Alors qu'il a une femme, un enfant et un poste respectable de président directeur-général, un jeune cadre voit son existence chamboulée, lorsque s'immisce dans sa vie une ancienne camarade de lycée, libre, révoltée et attirante.
A partir de ce pitch simple et somme toute classique, Éric Rohmer a tiré un long-métrage puissant et limpide, d'une imparable fluidité et force.
En fait, tant par des dialogues soigneusement ciselés ("Maintenant quand je vois une femme je n'arrive plus aussi nettement qu'autrefois à la classer dans le clan des élus ou dans celui des réprouvés.", "En étreignant Hélène j'étreins toutes les femmes. Mais d'autre part je sens que ma vie passe et que d'autres vies se déroulent parallèlement à la mienne et je suis comme frustré d'être resté étranger à ces vies, de ne pas avoir retenu chacune de ces femmes, ne serait-ce qu'un instant, dans leur marche précipitée vers je ne sais quel travail, vers je ne sais quel plaisir..."...) que par une image aussi belle qu'épurée ou des comédiens inspirés (le regard bleu de Bernard Verley vous hantera longtemps), le film s'impose à nos yeux avec évidence, malgré le sujet éculé qu'il traite (triangle amoureux, figure de la Femme Fatale, adultère...).
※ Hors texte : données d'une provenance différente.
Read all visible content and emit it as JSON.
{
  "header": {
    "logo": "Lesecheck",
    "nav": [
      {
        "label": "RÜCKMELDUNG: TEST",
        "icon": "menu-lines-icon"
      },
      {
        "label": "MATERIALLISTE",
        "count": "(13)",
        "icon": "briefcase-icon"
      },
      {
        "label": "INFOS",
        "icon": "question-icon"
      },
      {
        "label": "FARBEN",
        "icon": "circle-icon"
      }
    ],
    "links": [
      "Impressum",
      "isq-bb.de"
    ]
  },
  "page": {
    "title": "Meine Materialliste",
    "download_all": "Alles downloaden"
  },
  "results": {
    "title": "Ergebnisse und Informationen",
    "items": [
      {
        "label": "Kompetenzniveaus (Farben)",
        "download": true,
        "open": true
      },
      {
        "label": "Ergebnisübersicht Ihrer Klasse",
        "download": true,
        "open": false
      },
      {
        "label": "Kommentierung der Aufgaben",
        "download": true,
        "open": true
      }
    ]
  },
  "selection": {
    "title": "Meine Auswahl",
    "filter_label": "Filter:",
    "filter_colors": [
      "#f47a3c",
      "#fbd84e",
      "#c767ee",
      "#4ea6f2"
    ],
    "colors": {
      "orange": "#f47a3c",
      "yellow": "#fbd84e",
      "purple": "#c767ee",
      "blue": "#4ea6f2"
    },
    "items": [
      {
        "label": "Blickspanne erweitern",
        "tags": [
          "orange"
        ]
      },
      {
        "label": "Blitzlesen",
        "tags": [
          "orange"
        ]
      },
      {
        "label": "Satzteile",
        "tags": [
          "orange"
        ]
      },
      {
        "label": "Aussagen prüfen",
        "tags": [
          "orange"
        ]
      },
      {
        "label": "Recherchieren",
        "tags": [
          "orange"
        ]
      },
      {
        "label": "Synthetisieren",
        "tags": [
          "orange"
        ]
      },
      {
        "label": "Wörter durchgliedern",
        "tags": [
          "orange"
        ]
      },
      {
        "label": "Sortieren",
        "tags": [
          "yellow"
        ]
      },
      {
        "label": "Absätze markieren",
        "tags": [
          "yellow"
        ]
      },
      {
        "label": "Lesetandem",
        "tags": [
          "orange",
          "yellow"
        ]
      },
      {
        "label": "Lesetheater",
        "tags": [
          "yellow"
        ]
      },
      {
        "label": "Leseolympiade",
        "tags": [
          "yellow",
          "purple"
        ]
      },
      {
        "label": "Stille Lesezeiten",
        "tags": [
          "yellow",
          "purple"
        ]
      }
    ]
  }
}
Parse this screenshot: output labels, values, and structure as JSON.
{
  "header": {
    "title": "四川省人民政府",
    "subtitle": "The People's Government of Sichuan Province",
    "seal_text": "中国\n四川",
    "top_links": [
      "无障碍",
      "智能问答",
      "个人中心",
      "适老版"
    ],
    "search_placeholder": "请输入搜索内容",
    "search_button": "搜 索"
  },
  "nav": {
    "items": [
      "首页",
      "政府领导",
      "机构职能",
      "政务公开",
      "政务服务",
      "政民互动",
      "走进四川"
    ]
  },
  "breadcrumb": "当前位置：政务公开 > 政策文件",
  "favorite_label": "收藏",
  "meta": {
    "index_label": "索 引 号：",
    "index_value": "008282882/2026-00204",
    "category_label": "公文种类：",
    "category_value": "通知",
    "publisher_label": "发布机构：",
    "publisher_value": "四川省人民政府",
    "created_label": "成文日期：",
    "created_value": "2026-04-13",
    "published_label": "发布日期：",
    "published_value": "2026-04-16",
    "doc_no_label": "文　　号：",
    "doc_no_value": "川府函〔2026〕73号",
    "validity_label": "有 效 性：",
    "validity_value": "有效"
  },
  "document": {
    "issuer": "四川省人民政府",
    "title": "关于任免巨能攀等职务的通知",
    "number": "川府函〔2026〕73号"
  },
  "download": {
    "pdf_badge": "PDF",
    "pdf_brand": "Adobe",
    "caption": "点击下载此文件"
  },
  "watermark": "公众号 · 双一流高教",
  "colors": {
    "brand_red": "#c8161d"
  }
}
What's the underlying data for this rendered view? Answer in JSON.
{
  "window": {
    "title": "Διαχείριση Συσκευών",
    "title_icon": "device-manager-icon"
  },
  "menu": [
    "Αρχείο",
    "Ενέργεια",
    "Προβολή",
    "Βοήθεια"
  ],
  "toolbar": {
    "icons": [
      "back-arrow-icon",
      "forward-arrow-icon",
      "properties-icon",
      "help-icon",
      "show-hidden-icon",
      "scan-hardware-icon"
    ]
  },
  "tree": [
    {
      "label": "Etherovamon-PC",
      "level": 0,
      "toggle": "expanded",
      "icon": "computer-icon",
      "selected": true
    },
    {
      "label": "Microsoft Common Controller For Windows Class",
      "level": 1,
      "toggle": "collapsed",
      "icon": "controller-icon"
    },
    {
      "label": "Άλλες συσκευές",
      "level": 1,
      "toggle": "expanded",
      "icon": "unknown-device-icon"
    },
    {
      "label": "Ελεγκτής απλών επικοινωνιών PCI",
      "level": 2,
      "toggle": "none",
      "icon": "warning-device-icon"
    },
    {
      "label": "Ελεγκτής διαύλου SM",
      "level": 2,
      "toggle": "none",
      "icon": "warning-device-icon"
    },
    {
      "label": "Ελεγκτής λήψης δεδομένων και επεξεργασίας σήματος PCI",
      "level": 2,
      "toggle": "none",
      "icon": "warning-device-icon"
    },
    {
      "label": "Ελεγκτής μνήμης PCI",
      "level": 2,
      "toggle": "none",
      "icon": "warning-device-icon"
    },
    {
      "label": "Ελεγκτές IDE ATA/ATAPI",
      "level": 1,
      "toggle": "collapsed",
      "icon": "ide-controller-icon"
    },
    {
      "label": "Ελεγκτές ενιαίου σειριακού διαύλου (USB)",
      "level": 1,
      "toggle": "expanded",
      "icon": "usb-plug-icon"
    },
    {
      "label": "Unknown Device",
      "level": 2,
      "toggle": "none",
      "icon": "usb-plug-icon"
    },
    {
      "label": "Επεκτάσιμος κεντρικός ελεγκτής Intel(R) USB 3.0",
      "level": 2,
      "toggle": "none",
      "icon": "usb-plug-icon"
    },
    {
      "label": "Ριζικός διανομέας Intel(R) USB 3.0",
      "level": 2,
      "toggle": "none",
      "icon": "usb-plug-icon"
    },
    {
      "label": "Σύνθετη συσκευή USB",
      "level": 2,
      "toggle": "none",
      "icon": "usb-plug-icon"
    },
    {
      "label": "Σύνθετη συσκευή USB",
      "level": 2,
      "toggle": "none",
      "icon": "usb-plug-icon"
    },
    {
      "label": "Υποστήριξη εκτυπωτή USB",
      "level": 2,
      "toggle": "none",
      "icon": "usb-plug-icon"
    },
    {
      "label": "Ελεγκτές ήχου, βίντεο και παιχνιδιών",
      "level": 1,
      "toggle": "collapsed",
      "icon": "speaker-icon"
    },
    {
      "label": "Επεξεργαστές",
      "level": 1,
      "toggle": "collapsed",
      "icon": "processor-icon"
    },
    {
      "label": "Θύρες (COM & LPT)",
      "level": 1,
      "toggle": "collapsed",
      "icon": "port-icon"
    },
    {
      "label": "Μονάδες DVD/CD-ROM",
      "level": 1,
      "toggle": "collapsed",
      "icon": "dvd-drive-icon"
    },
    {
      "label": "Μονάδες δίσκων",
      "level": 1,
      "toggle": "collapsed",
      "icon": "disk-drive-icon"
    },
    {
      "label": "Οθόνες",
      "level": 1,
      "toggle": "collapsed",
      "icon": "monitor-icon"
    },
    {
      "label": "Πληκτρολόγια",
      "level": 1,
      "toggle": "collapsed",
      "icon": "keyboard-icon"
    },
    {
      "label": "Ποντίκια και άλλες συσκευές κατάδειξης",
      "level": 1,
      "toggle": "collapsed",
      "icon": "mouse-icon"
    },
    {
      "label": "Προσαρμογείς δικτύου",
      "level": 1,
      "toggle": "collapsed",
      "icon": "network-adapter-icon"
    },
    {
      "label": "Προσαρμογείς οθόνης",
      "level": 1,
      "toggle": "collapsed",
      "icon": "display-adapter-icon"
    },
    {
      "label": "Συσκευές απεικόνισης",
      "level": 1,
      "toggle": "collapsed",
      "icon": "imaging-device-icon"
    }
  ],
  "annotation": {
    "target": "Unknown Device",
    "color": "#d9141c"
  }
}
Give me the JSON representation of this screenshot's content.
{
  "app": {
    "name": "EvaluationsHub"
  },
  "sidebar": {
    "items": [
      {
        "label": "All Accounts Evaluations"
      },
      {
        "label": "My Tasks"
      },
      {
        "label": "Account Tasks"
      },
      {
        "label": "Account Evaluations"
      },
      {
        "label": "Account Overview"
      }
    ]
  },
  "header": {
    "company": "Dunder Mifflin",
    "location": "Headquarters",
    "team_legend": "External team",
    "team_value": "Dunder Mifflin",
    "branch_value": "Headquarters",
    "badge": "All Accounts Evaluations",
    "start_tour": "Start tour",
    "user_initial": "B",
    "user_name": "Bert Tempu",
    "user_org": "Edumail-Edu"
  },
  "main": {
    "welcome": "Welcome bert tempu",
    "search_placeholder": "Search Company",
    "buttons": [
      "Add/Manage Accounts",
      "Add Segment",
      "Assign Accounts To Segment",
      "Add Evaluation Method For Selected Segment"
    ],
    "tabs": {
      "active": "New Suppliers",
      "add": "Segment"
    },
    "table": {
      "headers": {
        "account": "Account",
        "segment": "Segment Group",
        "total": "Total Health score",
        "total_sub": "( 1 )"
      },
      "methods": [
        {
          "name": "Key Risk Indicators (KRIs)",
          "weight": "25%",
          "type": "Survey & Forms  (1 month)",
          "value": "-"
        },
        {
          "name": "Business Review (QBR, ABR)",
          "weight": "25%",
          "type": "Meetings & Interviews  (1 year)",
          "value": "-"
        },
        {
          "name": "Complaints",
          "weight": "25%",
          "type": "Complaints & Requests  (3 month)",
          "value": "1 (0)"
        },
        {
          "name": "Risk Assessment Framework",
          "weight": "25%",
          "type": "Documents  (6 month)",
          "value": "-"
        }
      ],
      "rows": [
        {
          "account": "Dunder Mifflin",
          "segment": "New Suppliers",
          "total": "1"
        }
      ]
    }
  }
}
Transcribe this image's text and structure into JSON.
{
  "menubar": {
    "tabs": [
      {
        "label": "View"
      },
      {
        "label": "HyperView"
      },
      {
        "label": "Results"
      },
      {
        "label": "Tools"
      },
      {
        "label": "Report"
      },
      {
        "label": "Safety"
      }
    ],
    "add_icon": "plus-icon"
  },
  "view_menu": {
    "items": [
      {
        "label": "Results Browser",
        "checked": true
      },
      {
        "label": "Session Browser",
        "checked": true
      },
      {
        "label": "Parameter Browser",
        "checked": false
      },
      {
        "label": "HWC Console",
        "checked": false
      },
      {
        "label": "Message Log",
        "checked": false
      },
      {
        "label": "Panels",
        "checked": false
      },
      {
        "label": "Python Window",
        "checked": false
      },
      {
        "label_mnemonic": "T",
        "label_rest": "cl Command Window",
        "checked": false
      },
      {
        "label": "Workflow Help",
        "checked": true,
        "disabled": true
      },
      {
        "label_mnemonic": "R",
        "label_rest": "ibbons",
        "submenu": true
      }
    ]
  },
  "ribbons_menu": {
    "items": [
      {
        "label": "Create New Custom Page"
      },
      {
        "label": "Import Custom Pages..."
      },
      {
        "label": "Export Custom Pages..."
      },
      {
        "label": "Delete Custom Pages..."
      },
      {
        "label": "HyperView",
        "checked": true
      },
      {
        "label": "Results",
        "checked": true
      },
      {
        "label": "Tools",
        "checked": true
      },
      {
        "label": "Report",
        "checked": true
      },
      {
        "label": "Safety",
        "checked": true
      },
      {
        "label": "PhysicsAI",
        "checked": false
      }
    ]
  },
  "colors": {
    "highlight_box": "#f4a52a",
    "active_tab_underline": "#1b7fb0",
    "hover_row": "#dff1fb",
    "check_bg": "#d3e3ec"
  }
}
Pendant tout le film, l'usage de la voix-off est certes abondant. Néanmoins celle-ci n'envahit jamais le récit de façon maladroite. Bien au contraire, elle est un vecteur à part entière du plaisir cinématographique éprouvé devant L'amour l'après-midi (les deux "amants" se rencontrant chaque fois l'après-midi). Elle contribue au charme vénéneux du film, et crée une ambivalence intéressante: elle remplit une fonction explicative tout en nous laissant percevoir tout ce que nous savons pas. Elle ne comble jamais complètement notre attente, laisse percer le mystère.
Après s'être longuement battu avec sa conscience, le personnage principal se laisse faire, se laisse prendre dans cette toile d'araignée tissée avec malice. Il se rend chez la sulfureuse Zouzou, regarde bouche bée comme elle se déshabille, s'accroche à ce dos, à cette taille, à ces jambes, comme ivre, comme ensorcelé... Puis il se rend à la salle de bain pour se déshabiller de son pull. Mais, lorsqu'il est sur le point d'enlever ce vêtement et qu'il se voit, le miroir de la salle de bain lui renvoyant son portrait, il se rappelle d'une scène de famille, où il avait joué avec ce même pull pour amuser son fils, et s'était retrouvé exactement dans la même position. Par ce souvenir, il retrouve le courage suffisant pour quitter l'appartement de celle qui allait tout détruire. Dans un ultime plan-séquence fixe, Rohmer, secondé de l'impérial Almendros, filment les retrouvailles de ce couple, où larmes, rires, chuchotements, plaintes, gémissements et exclamations se côtoient confusément.
Réflexion sur l'adultère, la polygamie et l'amour; renouvellement original d'un sujet éculé; drame poignant d'une intensité rare; L'Amour l'Après-Midi prouve avec maestria que c'est dans les plus vieilles marmites qu'on fait les meilleures soupes.